# Sigantur



## Dranke (16. September 2009)

Hey Leute

Vieleicht ne Blöde frage aber ich weis nicht wie man
hier auf BUFFED eine Signatur Hinzufügt?hat mir da wer 
eine Anleitung? 

Wäre sehr nett


----------



## Dashy (16. September 2009)

du hast doch eine^^
naja geh halt auf einstellungen und dann fertig 


			Dieser Inhalt steht nur eingeloggten Mitgliedern zur Verfügung.


----------



## Drop-Dead (16. September 2009)

hä du hast doch eine


----------



## Ultimo01 (16. September 2009)

Seit dochnich so fieß, wir warn alle ma neu auf buffed....


Geh auf 
http://www.buffed.de/start
Links Oben Unter dem Buffed logo auf "Einstellungen"
Dann Links unter "persönliches Profil" auf "Signatur Bearbeiten"...
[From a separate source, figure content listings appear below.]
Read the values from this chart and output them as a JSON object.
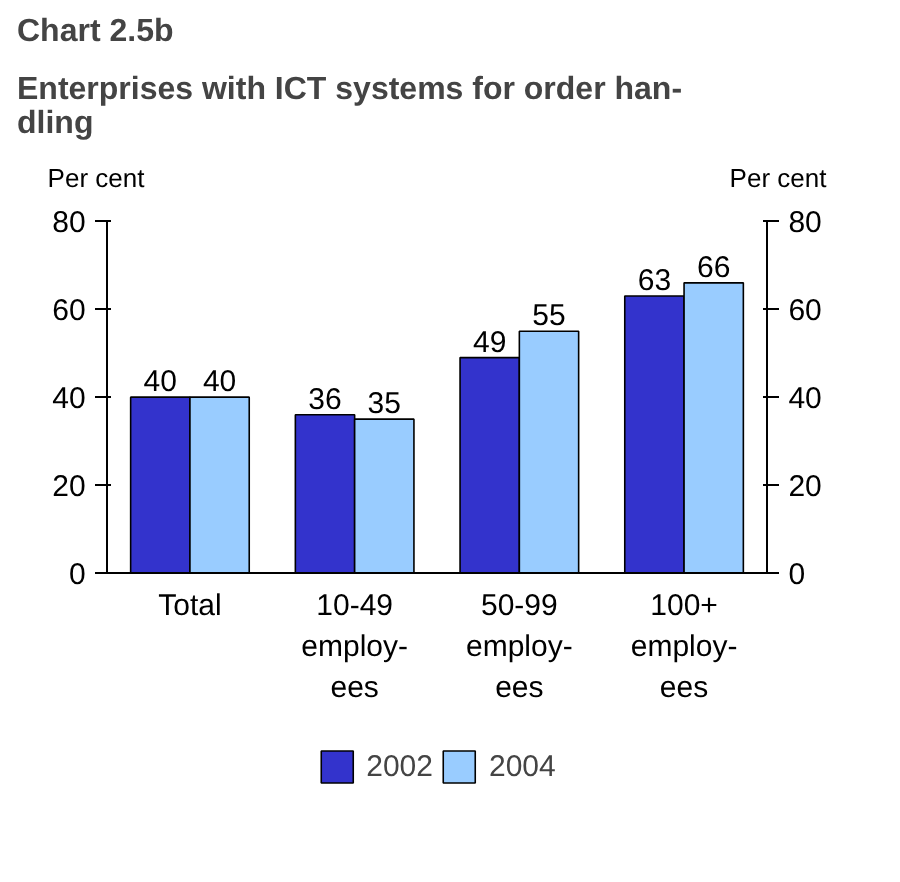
{
  "chart_data": {
    "type": "bar",
    "title": "Chart 2.5b",
    "subtitle": "Enterprises with ICT systems for order han-\ndling",
    "ylabel": "Per cent",
    "y2label": "Per cent",
    "categories": [
      "Total",
      "10-49\nemploy-\nees",
      "50-99\nemploy-\nees",
      "100+\nemploy-\nees"
    ],
    "series": [
      {
        "name": "2002",
        "color": "#3333cc",
        "values": [
          40,
          36,
          49,
          63
        ]
      },
      {
        "name": "2004",
        "color": "#99ccff",
        "values": [
          40,
          35,
          55,
          66
        ]
      }
    ],
    "ylim": [
      0,
      80
    ],
    "yticks": [
      0,
      20,
      40,
      60,
      80
    ],
    "y2lim": [
      0,
      80
    ],
    "y2ticks": [
      0,
      20,
      40,
      60,
      80
    ],
    "data_labels": true,
    "grid": false,
    "legend": "bottom"
  }
}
P.s. Du hast eine, was willstn noch?


----------



## sogynm (16. September 2009)

ich gleun er meint eine wow signatur wo hald sein char steht


----------



## Dranke (16. September 2009)

OMG das was ich habe ist keine Signatur Ich meine Ein BILD so richtig wo man ZB. CHarakter stats sieht^^

Ich weis auf Einstellung- Ich fand nur nie Sigantur Bearbeiten Mir wurde gerade geholfen


----------



## Ultimo01 (16. September 2009)

Dranke schrieb:


> OMG das was ich habe ist keine Signatur Ich meine Ein BILD so richtig wo man ZB. CHarakter stats sieht^^
> 
> Ich weis auf Einstellung- Ich fand nur nie Sigantur Bearbeiten Mir wurde gerade geholfen



http://www.google.de/#hl=de&source=hp&...4ae5300522d1bb2

348000 Eiträge... wenn du da nix findest....


Ultimo 


			Dieser Inhalt steht nur eingeloggten Mitgliedern zur Verfügung.


----------



## Dranke (16. September 2009)

Ja jetzt ist GUT DANKE EUCH !


----------



## -Dragonsbane- (16. September 2009)

Dranke schrieb:


> OMG das was ich habe ist keine Signatur Ich meine Ein BILD so richtig wo man ZB. CHarakter stats sieht^^
> 
> Ich weis auf Einstellung- Ich fand nur nie Sigantur Bearbeiten Mir wurde gerade geholfen



Versuch's mal damit:
Allvatar

Edit: 
Zu spät, dir wurde bereits geholfen.
Glückwunsch zur neuen Signatur, versuch dich aber nächstes mal besser auszudrücken.

mfg Dragon


----------